In vielen Fertigungsumgebungen existieren bereits zahlreiche Prozess-, Mess- und Maschinensignale – von Energiezählern über SPS-Zustände bis zu einfachen Sensoren. Hürden sind hier oft Erfassung und Integration: Wie gelangen die relevanten Energiedaten sicher und strukturiert in Scada, MES oder ERP, damit sie dort Berichte speisen, Grenzwerte prüfen und Entscheidungen unterstützen? In Retrofit-Projekten ist eine Antwort darauf: offene Schnittstellen plus Edge-Intelligenz. Die Geräte sammeln Daten dicht an der Maschine, vorverarbeiten sie und reichen die Daten in standardisierten Formaten weiter.

Wo Rohdaten zu Informationen werden
IoT-Edge-Geräte sind kompakte, industrietaugliche Rechner, z.B. für die Hutschiene. Sie sitzen direkt am Schaltschrank, erfassen unter anderem Energiewerte (Ströme, Spannungen, Leistungen) sowie Prozesssignale, verdichten und verarbeiten sie vor Ort und übersetzen sie in passende Schnittstellen. Kurz gesagt: Statt ungefilterter Rohwerte liefern sie bereits kontextreiche Informationen (z.B. ‚Standby erkannt‘, ‚Lastspitze über Schwellwert‘). Das entlastet Netzwerke, spart IT-Aufwand, erhöht die Datensicherheit und macht Daten sofort verwertbar. Tiefe Eingriffe in bestehende Steuerungen und Prozesse sind nicht nötig.

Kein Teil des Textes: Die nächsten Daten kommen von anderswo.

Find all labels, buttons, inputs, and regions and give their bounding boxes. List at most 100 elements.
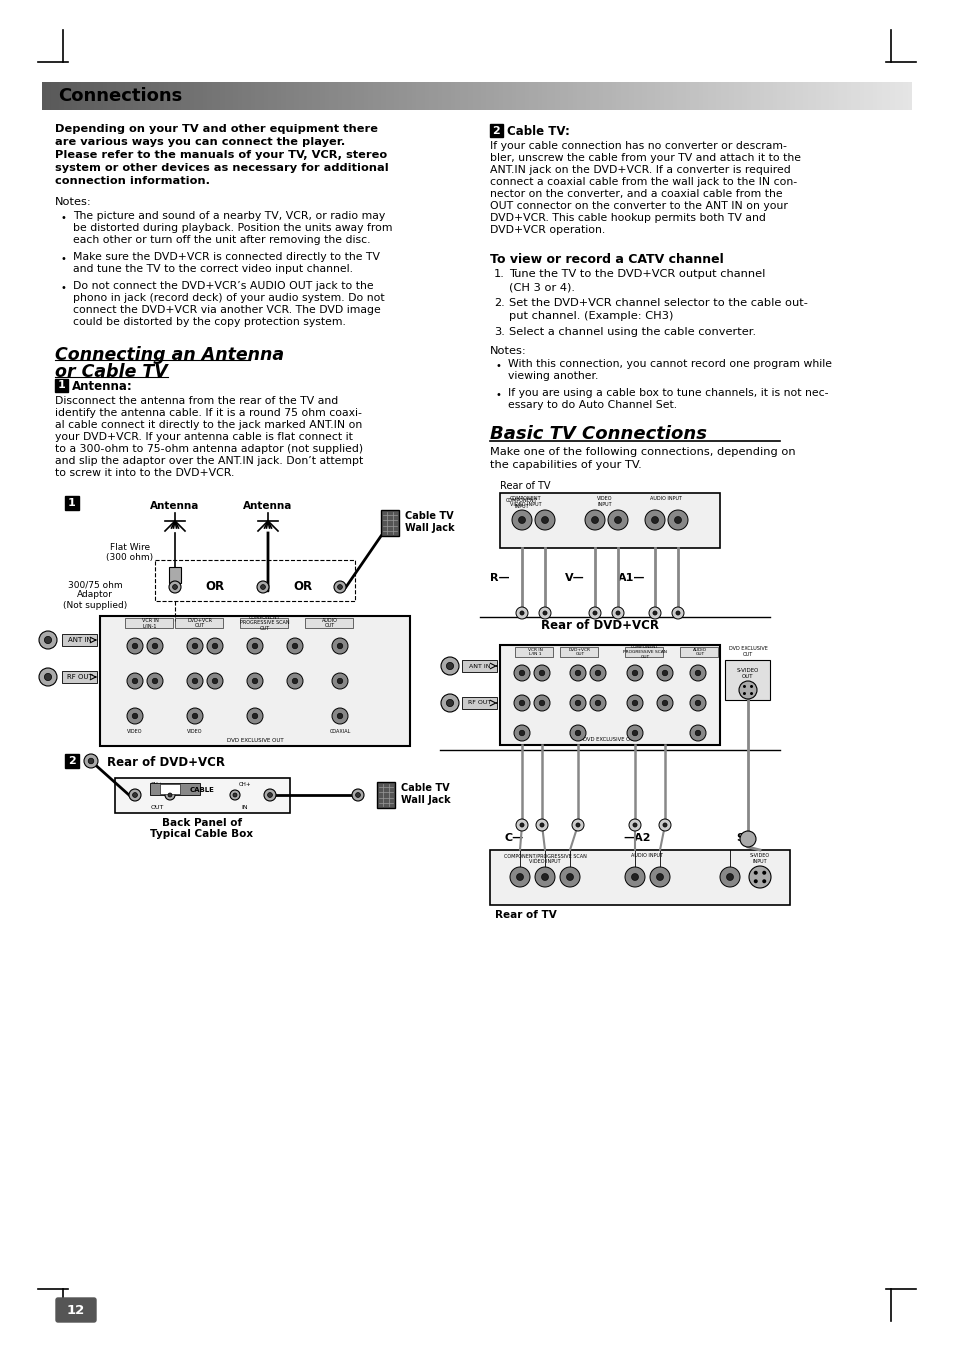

Edge-Geräte bringen dafür oft ein eigenes Edge-Betriebssystem mit: In.Hub bietet hier etwa Siineos an. Es folgt einem App-Ansatz: Datenquellen werden per App angebunden, Signale vor Ort geprüft und bei Bedarf bereits am Gerät visualisiert.

Welches Protokoll für welchen Zweck?
Damit Daten nicht in Silos enden, braucht es interoperable Standards. Vier Protokolle prägen dabei oft den Alltag:
Modbus: Robustes Protokoll für Zähler/Sensorik. Einfach zu implementieren, ideal im Bestand zur Abholung von Strom/Spannung/Zählerständen. Zwei Varianten: RTU (seriell, typischerweise RS-485/RS-232) und TCP/IP (Ethernet/IP-Netzwerke).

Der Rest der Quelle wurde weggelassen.